Geçemeyecektir. Yürülükte olan ve değişmeyen ilk üç fıkranın aksine zorunlu hallerde değişiklikle eklenen tutukluluk süreleri uzatılamayacaktır. Ancak Terörle mücadele kanunu kapsamındaki suçlar ile TCK’daki devletin ve milletin güvenliğine, anayasal ve milli savunmaya karşı suçlar bakımından soruşturma evresinde tutukluluk süresi en çok 1 yıl 6 ay olup, gerekçesi gösterilerek 6 ay daha uzatılabilir.

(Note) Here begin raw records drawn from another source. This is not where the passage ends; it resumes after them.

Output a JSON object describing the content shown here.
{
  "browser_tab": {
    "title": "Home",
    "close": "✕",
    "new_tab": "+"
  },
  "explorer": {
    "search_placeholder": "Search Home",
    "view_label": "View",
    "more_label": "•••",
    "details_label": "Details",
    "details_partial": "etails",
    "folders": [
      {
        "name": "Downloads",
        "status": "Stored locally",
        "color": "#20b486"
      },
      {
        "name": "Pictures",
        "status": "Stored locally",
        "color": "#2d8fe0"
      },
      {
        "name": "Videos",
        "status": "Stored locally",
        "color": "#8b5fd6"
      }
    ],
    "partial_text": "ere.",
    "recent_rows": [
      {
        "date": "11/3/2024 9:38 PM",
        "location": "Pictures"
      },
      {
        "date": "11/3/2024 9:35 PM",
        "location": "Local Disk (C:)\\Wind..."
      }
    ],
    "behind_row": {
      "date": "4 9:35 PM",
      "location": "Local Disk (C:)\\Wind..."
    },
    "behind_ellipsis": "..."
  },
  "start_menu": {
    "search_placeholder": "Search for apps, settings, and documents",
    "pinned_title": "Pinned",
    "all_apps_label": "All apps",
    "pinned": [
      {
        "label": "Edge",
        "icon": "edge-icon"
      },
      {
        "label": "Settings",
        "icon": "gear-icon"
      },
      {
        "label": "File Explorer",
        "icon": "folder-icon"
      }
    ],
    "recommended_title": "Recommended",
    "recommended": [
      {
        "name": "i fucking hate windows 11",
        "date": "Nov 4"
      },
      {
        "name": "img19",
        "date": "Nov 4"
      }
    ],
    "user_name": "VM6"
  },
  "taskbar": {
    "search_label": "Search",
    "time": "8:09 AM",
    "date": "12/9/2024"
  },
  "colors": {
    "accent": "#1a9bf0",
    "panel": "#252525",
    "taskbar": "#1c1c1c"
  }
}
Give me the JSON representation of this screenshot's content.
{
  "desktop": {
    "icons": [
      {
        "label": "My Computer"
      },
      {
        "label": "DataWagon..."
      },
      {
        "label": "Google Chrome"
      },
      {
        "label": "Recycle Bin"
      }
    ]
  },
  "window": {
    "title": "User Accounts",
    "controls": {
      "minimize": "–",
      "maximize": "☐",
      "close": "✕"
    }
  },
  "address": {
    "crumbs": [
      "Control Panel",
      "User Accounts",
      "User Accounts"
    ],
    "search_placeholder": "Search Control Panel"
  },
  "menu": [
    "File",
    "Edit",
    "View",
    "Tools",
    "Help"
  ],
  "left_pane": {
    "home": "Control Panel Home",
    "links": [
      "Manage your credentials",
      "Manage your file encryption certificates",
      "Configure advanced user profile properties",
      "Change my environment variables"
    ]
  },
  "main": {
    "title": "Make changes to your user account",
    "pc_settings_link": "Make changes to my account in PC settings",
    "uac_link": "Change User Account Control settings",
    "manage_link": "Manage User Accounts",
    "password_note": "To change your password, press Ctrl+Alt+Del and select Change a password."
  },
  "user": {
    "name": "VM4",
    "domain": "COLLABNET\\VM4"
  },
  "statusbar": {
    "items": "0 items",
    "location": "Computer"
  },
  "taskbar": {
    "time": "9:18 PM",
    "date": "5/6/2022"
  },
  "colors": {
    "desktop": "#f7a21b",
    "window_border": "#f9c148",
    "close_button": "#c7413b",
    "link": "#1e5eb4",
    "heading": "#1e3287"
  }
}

Maddeye eklenen 5. fıkrayla tüm süreler yönünden çocuklar için düzenleme getirilmiştir. Buna göre tutukluluk süreleri onbeş yaşını doldurmamış çocuklar bakımından yarı oranında, on sekiz yaşını doldurmamış çocuklar bakımından ise dörtte üç oranında uygulanacaktır.

Tutuklama nedir?

Tutuklama kısaca bir tedbirdir. Ceza almak anlamına gelmemektedir. Kişinin yargılanacağı safhaları tutuklu olarak cezaevinde geçireceği anlamına gelmektedir. Diğer bir deyişle kişi tutuklandığı halde yargılama sonunda beraatte edebilir. Bu nedenle kişi hakkında henüz bir karar verilmediği göz önüne alındığında özgürlüğü kısıtlayıcı olan tutuklama kararı verilirken çok dikkatli olunması gerekir. Hukukumuzun keyfi ya da haksız tutuklama konusunda sicili ne yazık ki çok parlak değildir. Ceza yargılamasında asıl olan tutuksuz yargılanmak ve makul süre içerisinde yargılamanın yapılarak kişiye ceza verilmesi halinde hükümlü olarak cezasının infazına başlanması ya da beraat kararı verilerek yargılamanın sonlandırılmasıdır. Bu nedenle tutuklama bir ön ceza olarak algılanmamalı, son çare olarak düşünülmelidir. Hukuk uygulamamızda kuvvetli suç şüphesini gösterir somut deliller ve diğer tutuklama nedenleri (kaçma-delilleri karartma vb gibi) olmadığı halde tutuklama kararlarının verildiği görülmektedir. Tutuklama kararına her aşamada itiraz edilebilir. Tutuklama kararına itirazı şüpheli ya da sanığın kendisi yapabileceği gibi bir avukat tarafından müdafisi olarak yapılmasında hukuki yarar vardır. Tutuklama müessesi Ceza Muhakemesi kanunun 100 vd. maddelerinde ayrıntılı olarak düzenlenmiştir.